しかし王女は父親に会うと3言以上話してしまったので、鉄のストーブは消えて、王子はガラスの山とよく切れる剣を超えて遠くに移されてしまう。

 

 

王女は王子を探すが見つからず、9 日間探しまわっていると、森の中で1軒の小さな家を見つける。

その中にはヒキガエルたちが住んでいて、王女を歓迎した。

王女はヒキガエルたちに食べるものと寝る場所を与えられ、次の日には、王子のもとへガラスの山や剣を超えていくための3本の針とすき車をヒキガエルたちに与えられた。

加えてクルミも3つ与えられ、王女は旅立っていった。

 

 

王女は針とすき車を使って道を超え、美しい大きなお城にたどりつき、そこで召使いとしてやとってもらう。
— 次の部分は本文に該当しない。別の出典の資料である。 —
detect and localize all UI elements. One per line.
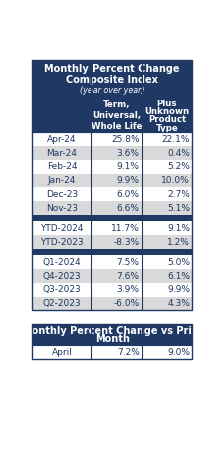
Bar — [32, 146, 92, 160]
Bar — [32, 297, 92, 311]
Bar — [32, 188, 92, 201]
Text: 6.6%: 6.6% — [117, 204, 140, 212]
Text: -6.0%: -6.0% — [113, 299, 140, 308]
Text: Month: Month — [95, 334, 130, 345]
Bar — [32, 256, 92, 269]
Bar — [32, 160, 92, 173]
Text: Composite Index: Composite Index — [66, 75, 158, 85]
Text: Monthly Percent Change: Monthly Percent Change — [44, 63, 180, 74]
Text: Apr-24: Apr-24 — [47, 135, 77, 144]
Text: 9.1%: 9.1% — [167, 224, 190, 233]
Text: Monthly Percent Change vs Prior: Monthly Percent Change vs Prior — [21, 326, 203, 336]
Text: 7.6%: 7.6% — [117, 272, 140, 281]
Text: 25.8%: 25.8% — [111, 135, 140, 144]
Text: Nov-23: Nov-23 — [46, 204, 78, 212]
Text: Universal,: Universal, — [92, 111, 141, 120]
Bar — [92, 173, 142, 188]
Bar — [92, 297, 142, 311]
Text: -8.3%: -8.3% — [113, 237, 140, 247]
Bar — [92, 221, 142, 235]
Text: 7.2%: 7.2% — [117, 348, 140, 357]
Text: YTD-2023: YTD-2023 — [40, 237, 84, 247]
Bar — [142, 188, 192, 201]
Bar — [142, 235, 192, 249]
Text: Mar-24: Mar-24 — [47, 149, 78, 157]
Bar — [92, 269, 142, 283]
Bar — [92, 345, 142, 359]
Bar — [32, 60, 192, 311]
Bar — [32, 60, 192, 99]
Bar — [92, 160, 142, 173]
Bar — [92, 201, 142, 215]
Bar — [32, 133, 92, 146]
Text: Jan-24: Jan-24 — [48, 176, 76, 185]
Text: 10.0%: 10.0% — [161, 176, 190, 185]
Text: 5.0%: 5.0% — [167, 258, 190, 267]
Text: Q3-2023: Q3-2023 — [43, 285, 81, 294]
Text: 3.9%: 3.9% — [117, 285, 140, 294]
Bar — [92, 188, 142, 201]
Text: Plus: Plus — [157, 99, 177, 108]
Bar — [32, 173, 92, 188]
Bar — [92, 133, 142, 146]
Text: Unknown: Unknown — [144, 107, 189, 116]
Bar — [32, 324, 192, 359]
Text: Q1-2024: Q1-2024 — [43, 258, 81, 267]
Bar — [32, 201, 92, 215]
Text: 2.7%: 2.7% — [167, 190, 190, 199]
Bar — [92, 146, 142, 160]
Text: 5.1%: 5.1% — [167, 204, 190, 212]
Text: 6.0%: 6.0% — [117, 190, 140, 199]
Bar — [32, 215, 192, 221]
Text: 6.1%: 6.1% — [167, 272, 190, 281]
Bar — [32, 235, 92, 249]
Bar — [142, 173, 192, 188]
Bar — [92, 283, 142, 297]
Text: 3.6%: 3.6% — [117, 149, 140, 157]
Bar — [142, 269, 192, 283]
Text: April: April — [51, 348, 72, 357]
Bar — [32, 283, 92, 297]
Text: 7.5%: 7.5% — [117, 258, 140, 267]
Bar — [142, 160, 192, 173]
Bar — [32, 324, 192, 345]
Bar — [142, 201, 192, 215]
Bar — [32, 221, 92, 235]
Text: Q2-2023: Q2-2023 — [43, 299, 81, 308]
Text: Feb-24: Feb-24 — [47, 162, 77, 171]
Text: (year over year): (year over year) — [80, 86, 145, 95]
Bar — [142, 345, 192, 359]
Text: Type: Type — [155, 124, 178, 133]
Text: 9.1%: 9.1% — [117, 162, 140, 171]
Bar — [142, 133, 192, 146]
Bar — [142, 146, 192, 160]
Text: Dec-23: Dec-23 — [46, 190, 78, 199]
Text: 9.9%: 9.9% — [167, 285, 190, 294]
Text: 11.7%: 11.7% — [111, 224, 140, 233]
Bar — [92, 235, 142, 249]
Text: 5.2%: 5.2% — [167, 162, 190, 171]
Bar — [32, 269, 92, 283]
Text: Product: Product — [148, 116, 186, 125]
Text: 0.4%: 0.4% — [167, 149, 190, 157]
Text: 1.2%: 1.2% — [167, 237, 190, 247]
Text: 9.0%: 9.0% — [167, 348, 190, 357]
Bar — [142, 283, 192, 297]
Text: 22.1%: 22.1% — [161, 135, 190, 144]
Bar — [142, 256, 192, 269]
Text: 9.9%: 9.9% — [117, 176, 140, 185]
Bar — [92, 256, 142, 269]
Bar — [32, 99, 192, 133]
Bar — [142, 297, 192, 311]
Text: YTD-2024: YTD-2024 — [40, 224, 84, 233]
Bar — [32, 249, 192, 256]
Text: 4.3%: 4.3% — [167, 299, 190, 308]
Bar — [32, 345, 92, 359]
Bar — [142, 221, 192, 235]
Text: Q4-2023: Q4-2023 — [43, 272, 81, 281]
Text: Whole Life: Whole Life — [91, 122, 142, 131]
Text: Term,: Term, — [103, 100, 130, 109]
王子は、王女が死んだと思っていたので、ほかの女と結婚しようとしていた。

あるとき王女はヒキガエルからもらったクルミを食べようとそれを割ると、中からりっぱなドレスがあらわれる。

王子のいいなずけはそのドレスの話を聞いて買い取ろうとするが、王女はドレスと引きかえに王子の部屋で一晩休ませてほしいとたのむ。

いいなずけは王子に眠り薬を飲ませてから王女を部屋に入れたので、王子はぐっすり眠っていた。

そこで王女は自分が王子を鉄のストーブから救いだし、遠い道をこえてこの城に来たことを、眠っている王子に向かって話しつづけ、それを召使いたちは聞いていた。

 

 

次の日に、2つ目のクルミからさらにきれいなドレスがあらわれ、前の晩とまったく同じことが起こる。

そしてまた次の日に最後のクルミからこのうえなくきれいなドレスがあらわれて、それをほしがるいいなずけに王女は同じように王子の部屋で過ごさせてもらえるようたのむ。

王子はその晩、眠り薬を飲んでしまわないように用心していたので、王女が話をすると王子はとび起きて、ほんとうの花嫁はその王女であったことに気づく。

2人は夜のうちに城から逃げだして、王女が来た道をたどり、森の中のヒキガエルの家に入ると、とたんに魔法が解けて、ヒキガエルたちは王さまの子どもたちの姿にもどる。

家は大きなお城に変わったので2人はそこで結婚式を挙げ、王女の父王も連れてきて、仲良く幸せに暮らした。